Le document de la direction du Trésor (http://www.tresor.economie.gouv.fr/) présente une synthèse actualisée et une mise en perspective des résultats des principales études consacrées à ce dispositif.

De 1993 à 1997, 200 000 à 400 000 emplois créés ou sauvegardés
Les études disponibles conduisent généralement à considérer cette politique comme fortement créatrice d’emplois, même si l’ampleur exacte de ses effets prête à débat. Au vu des différentes études menées sur la période 1993-1997, il semble raisonnable de considérer que les allégements mis en place entre 1993 et 1997 auraient permis de créer ou de sauvegarder entre 200 000 et 400 000 emplois, soit un coût brut par emploi compris entre 20 000 € et 40 000 € (en euros de 2009).

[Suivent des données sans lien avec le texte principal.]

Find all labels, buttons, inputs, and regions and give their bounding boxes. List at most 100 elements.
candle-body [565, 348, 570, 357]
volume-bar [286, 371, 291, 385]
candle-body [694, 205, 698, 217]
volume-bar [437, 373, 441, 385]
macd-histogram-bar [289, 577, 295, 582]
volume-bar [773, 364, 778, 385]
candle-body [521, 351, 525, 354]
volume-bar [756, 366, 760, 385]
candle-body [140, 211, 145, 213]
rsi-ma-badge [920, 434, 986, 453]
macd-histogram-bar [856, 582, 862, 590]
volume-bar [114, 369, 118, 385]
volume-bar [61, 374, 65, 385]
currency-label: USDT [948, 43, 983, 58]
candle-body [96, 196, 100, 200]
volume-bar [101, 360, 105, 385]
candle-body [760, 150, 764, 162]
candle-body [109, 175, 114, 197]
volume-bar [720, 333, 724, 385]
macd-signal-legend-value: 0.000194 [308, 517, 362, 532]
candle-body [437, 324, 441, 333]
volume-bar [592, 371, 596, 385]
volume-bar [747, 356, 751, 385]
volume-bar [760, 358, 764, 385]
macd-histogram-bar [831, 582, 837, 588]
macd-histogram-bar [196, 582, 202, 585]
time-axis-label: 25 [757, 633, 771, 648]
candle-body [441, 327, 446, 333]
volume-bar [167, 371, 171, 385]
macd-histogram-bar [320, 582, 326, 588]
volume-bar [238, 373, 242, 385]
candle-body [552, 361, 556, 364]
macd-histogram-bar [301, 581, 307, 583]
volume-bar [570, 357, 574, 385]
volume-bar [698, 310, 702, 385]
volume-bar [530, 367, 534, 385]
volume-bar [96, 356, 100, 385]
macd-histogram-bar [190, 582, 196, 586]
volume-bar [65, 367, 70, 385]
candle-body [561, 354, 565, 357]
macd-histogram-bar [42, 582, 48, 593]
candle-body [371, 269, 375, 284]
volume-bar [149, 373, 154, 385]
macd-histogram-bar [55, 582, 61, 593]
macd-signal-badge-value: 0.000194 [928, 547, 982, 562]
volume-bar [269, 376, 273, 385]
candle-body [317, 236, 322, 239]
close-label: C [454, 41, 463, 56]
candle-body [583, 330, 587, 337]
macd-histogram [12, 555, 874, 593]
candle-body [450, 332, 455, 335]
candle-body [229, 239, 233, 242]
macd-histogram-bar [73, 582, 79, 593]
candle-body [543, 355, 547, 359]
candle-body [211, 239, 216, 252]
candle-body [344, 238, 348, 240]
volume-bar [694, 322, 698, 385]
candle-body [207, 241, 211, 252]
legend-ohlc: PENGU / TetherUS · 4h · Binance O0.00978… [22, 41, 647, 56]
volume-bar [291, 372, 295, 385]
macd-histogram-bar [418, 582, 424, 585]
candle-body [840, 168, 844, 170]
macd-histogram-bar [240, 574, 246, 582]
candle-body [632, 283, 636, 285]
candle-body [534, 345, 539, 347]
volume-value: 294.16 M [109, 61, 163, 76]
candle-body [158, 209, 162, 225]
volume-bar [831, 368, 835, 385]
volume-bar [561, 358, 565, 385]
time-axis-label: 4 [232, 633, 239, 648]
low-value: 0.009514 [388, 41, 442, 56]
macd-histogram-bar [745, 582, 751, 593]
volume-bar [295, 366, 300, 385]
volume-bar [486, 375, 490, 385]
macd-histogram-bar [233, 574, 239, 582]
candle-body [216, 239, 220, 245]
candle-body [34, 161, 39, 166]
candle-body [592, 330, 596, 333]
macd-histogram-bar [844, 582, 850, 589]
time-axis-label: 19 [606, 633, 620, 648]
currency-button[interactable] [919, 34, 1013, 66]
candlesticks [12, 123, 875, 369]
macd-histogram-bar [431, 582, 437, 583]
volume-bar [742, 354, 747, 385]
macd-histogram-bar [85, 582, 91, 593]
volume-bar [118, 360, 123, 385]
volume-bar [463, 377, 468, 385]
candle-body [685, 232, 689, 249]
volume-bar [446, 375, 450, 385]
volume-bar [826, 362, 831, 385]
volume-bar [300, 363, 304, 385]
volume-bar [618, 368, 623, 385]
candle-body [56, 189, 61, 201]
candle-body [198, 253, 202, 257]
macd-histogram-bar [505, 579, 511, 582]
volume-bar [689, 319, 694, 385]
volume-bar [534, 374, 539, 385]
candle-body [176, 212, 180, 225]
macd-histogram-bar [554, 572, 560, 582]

Après prise en compte des cotisations sociales et des moindres dépenses de minima sociaux et d’allocations chômage générées par le surcroît d’emploi, le coût net serait compris entre 8 000 € et 28 000 € environ (soit 12 000 € de moins que le coût brut).

Ajoutons que cette politique très substantielle d’infléchissement du coût relatif du travail au niveau du Smic s’est accompagnée d’une stabilisation de la part de l’emploi non qualifié dans l’emploi total autour de 21 %, alors qu’il avait tendance à décroître auparavant. Mais les études empiriques existantes ne permettent pas de conclure à l’existence d’effets significatifs de « trappe à bas salaires ».

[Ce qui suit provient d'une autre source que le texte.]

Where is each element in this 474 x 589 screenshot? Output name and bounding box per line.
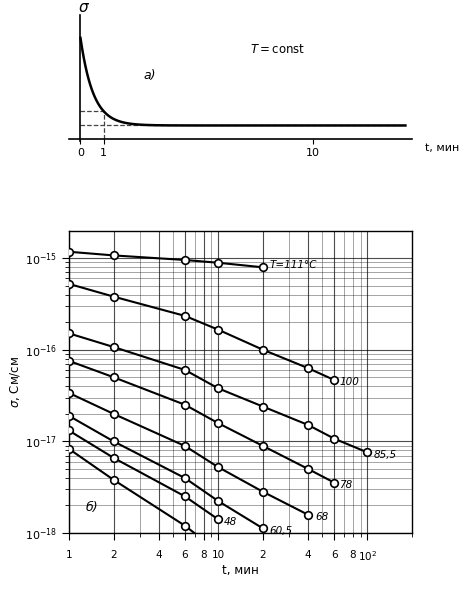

A partir de 1998, la combinaison de l’extension des allégements et d’autres mesures importantes de politique économique (RTT, Smic ) complique l’évaluation des effets sur l’emploi du dispositif. Les estimations en débat vont de 400 000 à 1,1 million d’emplois qui seraient détruits en l’espace de quelques années si l’on supprimait totalement les allégements !

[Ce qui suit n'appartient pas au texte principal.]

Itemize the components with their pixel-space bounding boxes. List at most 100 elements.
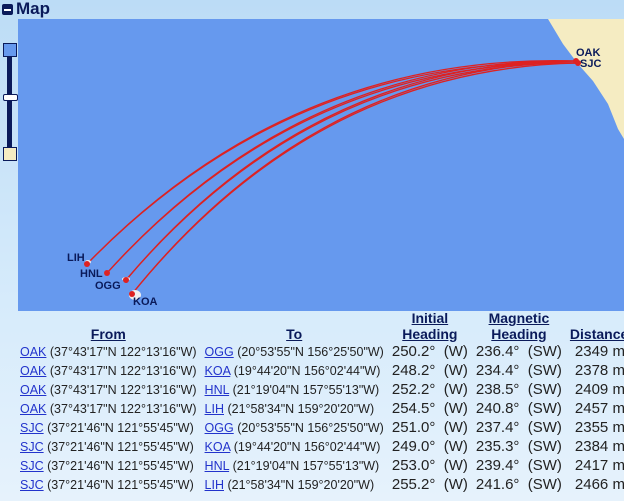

Un rapport resté confidentiel de l’Inspection générale des finances a étudié la proposition de la nouvelle majorité d’abaisser le point de sortie à 1,5 SMIC des allégements : ils s’appliquent aujourd’hui jusqu’à 1,6 SMIC. Cette modification aurait relativement peu d’impact, car 80 % des allégements sont concentrés sur les salaires inférieurs à 1,3 SMIC. La perte d’emploi serait estimée à 40 000, concernant davantage l’industrie que les services, où les salaires sont plus concentrés dans la zone de 1 à 1,3 SMIC. Le gain net pour le budget de l’Etat serait de 1,6 milliard à l’horizon de trois ans. On sait que l’intégration des primes et du 13° mois dans le calcul des allègements, décidé l’an passé, diminue déjà de 2 milliards le coût pour les comptes publics.